他的笑容與之前似乎有一些不太一樣,蔻兒卻說不出哪裡不一樣,這細微的變化讓蔻兒有些困頓,卻不等她有所反應,就被宣瑾昱輕輕牽著手,用溫柔的聲音說著一些瑣碎的小事兒打斷。
在小名山上的那幾天,十分的輕鬆。沒有任何繁雜事情的打擾,每天都是自由自在。
蔻兒與宣瑾昱一起重溫了下關於宣瑾昱還眼盲時候的事情,給他的眼睛上蒙著布條,玩著一些小情趣。
而直到這個時候,徐嵐才後知後覺的發現,宣瑾昱就是當初的那個眼盲少年,吃了一驚後,立即明白為何當時指望著宣瑾昱醋卻沒有下文了。
到底是自己的師妹,徐嵐腦中轉過了不少個小小的陷害,卻都一巴掌拍撒開,不去管這對小夫妻了,自己顛顛兒跑去伺候孩兒他娘。
小名山中究竟待了多少天,蔻兒都記不太清了,只是在宣瑾昱收到了一份書信後,他們才準備了離開。
辭別了苦神醫,蔻兒心裡頭有些澀澀的,她大概知道,下次再見師父,只怕又是幾年之後了。
回到襄城風家,宣瑾昱很快就提出了要折返京中。
蔻兒算了算,他們離京至今的確已經許久了,她也就罷了,宣瑾昱作為一個帝王,太長時間不在京中,到底會給朝政帶來一些影響,這個時候回去,也是應該。
只是……
蔻兒有些不死心問著風嬈嬈:“嬈表姐真的不和我一起回去麼?”
“暫時是不行的。”風嬈嬈指了指趴在榻上睡得真香的璫兒,嘴角帶著一抹苦笑,“起碼也要半年之後,等他安妥了才行。”

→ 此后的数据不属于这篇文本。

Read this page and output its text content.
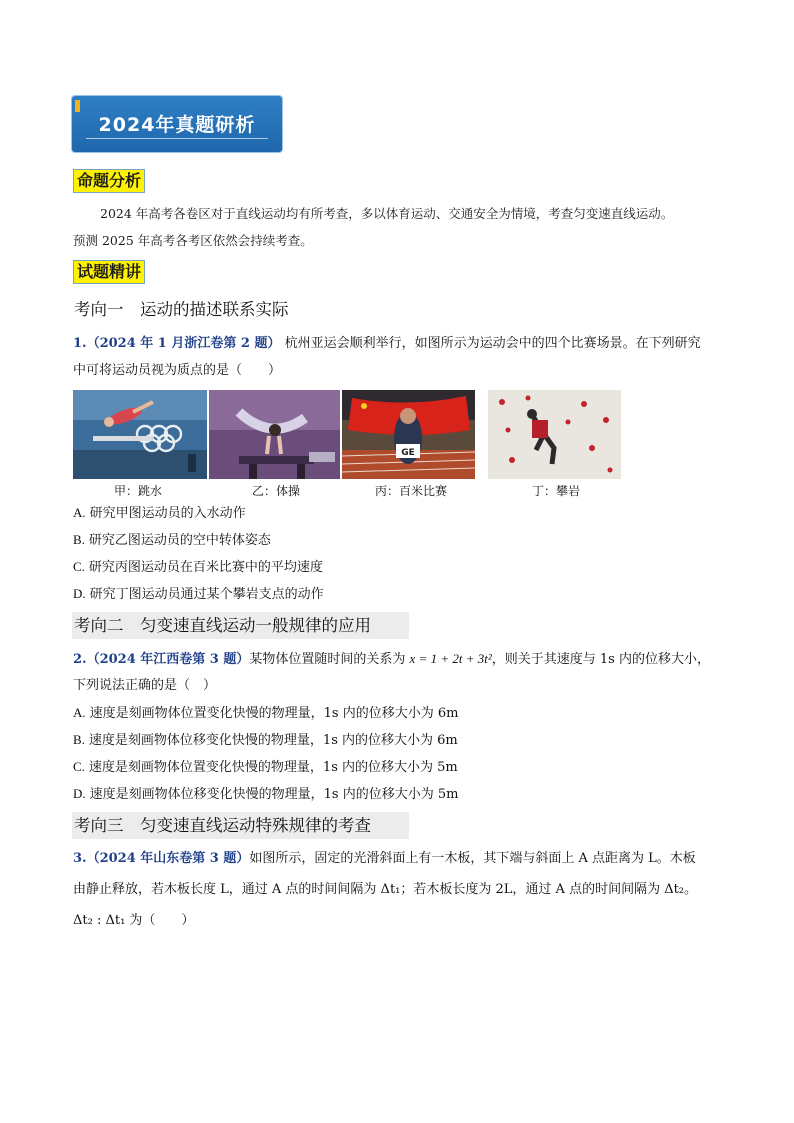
2024年真题研析
命题分析
2024 年高考各卷区对于直线运动均有所考查，多以体育运动、交通安全为情境，考查匀变速直线运动。
预测 2025 年高考各考区依然会持续考查。
试题精讲
考向一　运动的描述联系实际
1.（2024 年 1 月浙江卷第 2 题） 杭州亚运会顺利举行，如图所示为运动会中的四个比赛场景。在下列研究
中可将运动员视为质点的是（　　）
GE
甲：跳水	乙：体操	丙：百米比赛	丁：攀岩
A. 研究甲图运动员的入水动作
B. 研究乙图运动员的空中转体姿态
C. 研究丙图运动员在百米比赛中的平均速度
D. 研究丁图运动员通过某个攀岩支点的动作
考向二　匀变速直线运动一般规律的应用
2.（2024 年江西卷第 3 题）某物体位置随时间的关系为 x = 1 + 2t + 3t²，则关于其速度与 1s 内的位移大小，
下列说法正确的是（　）
A. 速度是刻画物体位置变化快慢的物理量，1s 内的位移大小为 6m
B. 速度是刻画物体位移变化快慢的物理量，1s 内的位移大小为 6m
C. 速度是刻画物体位置变化快慢的物理量，1s 内的位移大小为 5m
D. 速度是刻画物体位移变化快慢的物理量，1s 内的位移大小为 5m
考向三　匀变速直线运动特殊规律的考查
3.（2024 年山东卷第 3 题）如图所示，固定的光滑斜面上有一木板，其下端与斜面上 A 点距离为 L。木板
由静止释放，若木板长度 L，通过 A 点的时间间隔为 Δt₁；若木板长度为 2L，通过 A 点的时间间隔为 Δt₂。
Δt₂ : Δt₁ 为（　　）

小人兒家家的,跋山涉水路途遙遠,的確不太方便。蔻兒垮下了肩,有些失落。
“無妨,小蔻兒,只不過暫且再分別半年而已,不要難過。”風嬈嬈灑脫一笑。
蔻兒也知道,半年很快,卻有些抑制不住自己的情緒。
或者說這次比起在京中分別,還讓她難受。
大約是因為這裡是襄城,是她記憶中的家。
再難過,也要整裝待發,出發回京。
蔻兒等手下人都收拾好了,與宣瑾昱離開時,緊緊抱著風嬈嬈大哭了一場,眼睛鼻子紅通通的,哽咽著:“嬈表姐,我在京中等著你和璫兒。”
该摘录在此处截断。